Reporter: Nur Qolbi | Editor: Tendi Mahadi
KONTAN.CO.ID - JAKARTA. Silang sengkarut dari polemik biaya akuisisi berlebihan (excessive commissions) atau yang lebih populer dengan sebut engineering fee masih berlanjut. Pelaku usaha asuransi umum telah bersepakat untuk menghentikan praktek tersebut. Tapi dari kalangan pialang, justru masih punya pandangan yang berbeda.
Ketua Umum Asosiasi Perusahaan Pialang Asuransi dan Reasuransi Indonesia (Apparindo) Harry Purwanto mengatakan Surat Keputusan Dewan Pengurus Pusat Asosiasi Asuransi umum indonesia (AAUI) Nomor 22/SK.AAUI/2018 soal penghentian praktek engineering fee tersebut sebenarnya tidak memecahkan akar permasalahan.
Alasannya, benang merah polemik yang terjadi saat ini disebutnya ada pada surat edaran OJK nomor 6 Tahun 2017 soal biaya akuisisi dalam bentuk komisi, diskon, atau yang lainnya kepada pialang, agen, atau pihak ketiga lain yang terkait dengan perolehan bisnis asuransi.
“Itu yang harusnya direvisi atau dicabut oleh OJK,” kata dia kepada Kontan.co.id, baru-baru ini.
Dalam beleid itu disebutkan kalau biaya akusisi untuk asuransi harta benda maksimal 15% dari total premi. Sementara untuk asuransi kendaraan bermotor, biaya akusisi setinggi-tingginya hanya boleh 25%.

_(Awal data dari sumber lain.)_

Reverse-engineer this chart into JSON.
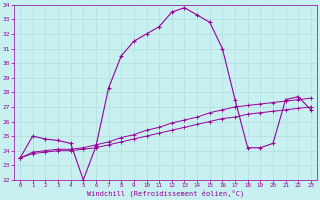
{
  "xlabel": "Windchill (Refroidissement éolien,°C)",
  "bg_color": "#c8f0f0",
  "line_color": "#990099",
  "grid_color": "#b0dede",
  "xlim": [
    -0.5,
    23.5
  ],
  "ylim": [
    22,
    34
  ],
  "xticks": [
    0,
    1,
    2,
    3,
    4,
    5,
    6,
    7,
    8,
    9,
    10,
    11,
    12,
    13,
    14,
    15,
    16,
    17,
    18,
    19,
    20,
    21,
    22,
    23
  ],
  "yticks": [
    22,
    23,
    24,
    25,
    26,
    27,
    28,
    29,
    30,
    31,
    32,
    33,
    34
  ],
  "line1_x": [
    0,
    1,
    2,
    3,
    4,
    5,
    6,
    7,
    8,
    9,
    10,
    11,
    12,
    13,
    14,
    15,
    16,
    17,
    18,
    19,
    20,
    21,
    22,
    23
  ],
  "line1_y": [
    23.5,
    25.0,
    24.8,
    24.7,
    24.5,
    22.0,
    24.3,
    28.3,
    30.5,
    31.5,
    32.0,
    32.5,
    33.5,
    33.8,
    33.3,
    32.8,
    31.0,
    27.5,
    24.2,
    24.2,
    24.5,
    27.5,
    27.7,
    26.8
  ],
  "line2_x": [
    0,
    1,
    2,
    3,
    4,
    5,
    6,
    7,
    8,
    9,
    10,
    11,
    12,
    13,
    14,
    15,
    16,
    17,
    18,
    19,
    20,
    21,
    22,
    23
  ],
  "line2_y": [
    23.5,
    23.8,
    23.9,
    24.0,
    24.0,
    24.1,
    24.2,
    24.4,
    24.6,
    24.8,
    25.0,
    25.2,
    25.4,
    25.6,
    25.8,
    26.0,
    26.2,
    26.3,
    26.5,
    26.6,
    26.7,
    26.8,
    26.9,
    27.0
  ],
  "line3_x": [
    0,
    1,
    2,
    3,
    4,
    5,
    6,
    7,
    8,
    9,
    10,
    11,
    12,
    13,
    14,
    15,
    16,
    17,
    18,
    19,
    20,
    21,
    22,
    23
  ],
  "line3_y": [
    23.5,
    23.9,
    24.0,
    24.1,
    24.1,
    24.2,
    24.4,
    24.6,
    24.9,
    25.1,
    25.4,
    25.6,
    25.9,
    26.1,
    26.3,
    26.6,
    26.8,
    27.0,
    27.1,
    27.2,
    27.3,
    27.4,
    27.5,
    27.6
  ]
}
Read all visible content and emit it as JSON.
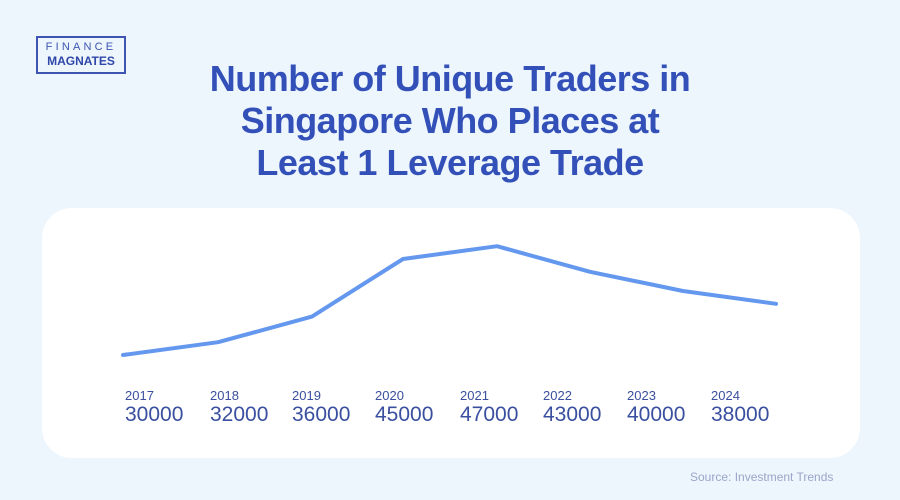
{
  "logo": {
    "line1": "FINANCE",
    "line2": "MAGNATES"
  },
  "title_lines": [
    "Number of Unique Traders in",
    "Singapore Who Places at",
    "Least 1 Leverage Trade"
  ],
  "source": "Source: Investment Trends",
  "colors": {
    "line": "#6497ee",
    "title": "#3350b8",
    "background": "#edf5fd"
  },
  "chart_data": {
    "type": "line",
    "title": "Number of Unique Traders in Singapore Who Places at Least 1 Leverage Trade",
    "categories": [
      "2017",
      "2018",
      "2019",
      "2020",
      "2021",
      "2022",
      "2023",
      "2024"
    ],
    "values": [
      30000,
      32000,
      36000,
      45000,
      47000,
      43000,
      40000,
      38000
    ],
    "labels": [
      "30000",
      "32000",
      "36000",
      "45000",
      "47000",
      "43000",
      "40000",
      "38000"
    ],
    "grid": false,
    "legend": "none"
  }
}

Menurut Harry, SE OJK tersebut merugikan pialang, sebab peran broker disamakan dengan pihak bisnis lainnya, seperti agen maupun orang internal perusahaan asuransi yang berperan layaknya agen.
Padahal menurut dia, perusahaan pialang memiliki perbedaan yang signifikan dengan pihak-pihak tersebut. “Kami harus bayar iuran OJK, pajak, dan memiliki minimal modal yang disetor,” ucap dia.
Chief Excecutive Officer PT ABB Insurance Broker Herdi Santoso menambahkan aturan ini menjadi polemik bagi pialang. Sebab nasabah bisa mendapat maksimum diskon yang perhitungannya disatukan dengan komisi bagi pialang. Tentunya tak mudah bagi pialang untuk mengurangi diskon kepada tertanggung agar komisi yang didapat tetap tebal.
Setali tiga uang, Direktur PT Sedana Pasifik Servistama Insurance Broker Kristinan Benny Hapsoro menganggap, perusahan asuransi memberikan biaya ini sebagai pengganti komisi yang hilang karena digunakan untuk diskon kepada nasabah.
“Ya karena kami dituntut potongan diskon oleh tertanggung, sehingga kami meminta engineering fee itu sebagai pendapatan bagi kami,” kata Benny.
Ia mengklaim, engineering fee yang pialang terima bervariasi, bisa mencapai 5%-15% untuk asuransi harta benda maupun kendaraan bermotor. Sementara itu, persentase biaya akuisisi yang ada dalam SEOJK dirilis dianggap sebagai diskon kepada nasabah.
Sementara Presiden Direktur PT Futuready Insurance Broker Sendy Filemon menilai dalam menghitung risiko asuransi, diperlukan keahlian spesifik untuk memberikan masukan ke pialang atau perusahaan asuransi.
“Di situ diperlukan keahlian khusus pihak ketiga yang dibayar dengan engineering fee,” kata dia.
Dengan begitu, engineering fee, dinilainya memang menjadi kebutuhan yang riil dalam industri asuransi, khususnya untuk risiko yang spesifik.
Penanggungan risiko adalah aspek dasar dari perusahaan asuransi. Oleh karena dia bilang sewajarnya perusahaan asuransi sanggup menghitung rasio-rasio yang baik untuk kelangsungan hidup bisnisnya, termasuk dalam memberikan komisi ke saluran distribusi.
Di sisi lain Direktur Eksekutif AAUI Dody AS Dalimunthe mengatakan, kesepakatan di antara perusahaan asuransi umum ini dibuat berdasarkan adanya praktik engineering fee yang berupa tambahan biaya akuisisi sehingga melebihi batas nilai komisi yang diatur OJK.
Menurut dia, hal itu menyebabkan naiknya biaya usaha sehingga mengakibatkan semakin kecilnya margin usaha. “Akibatnya, biaya usaha meningkat sehingga margin langsung turun signifikan,” kata dia.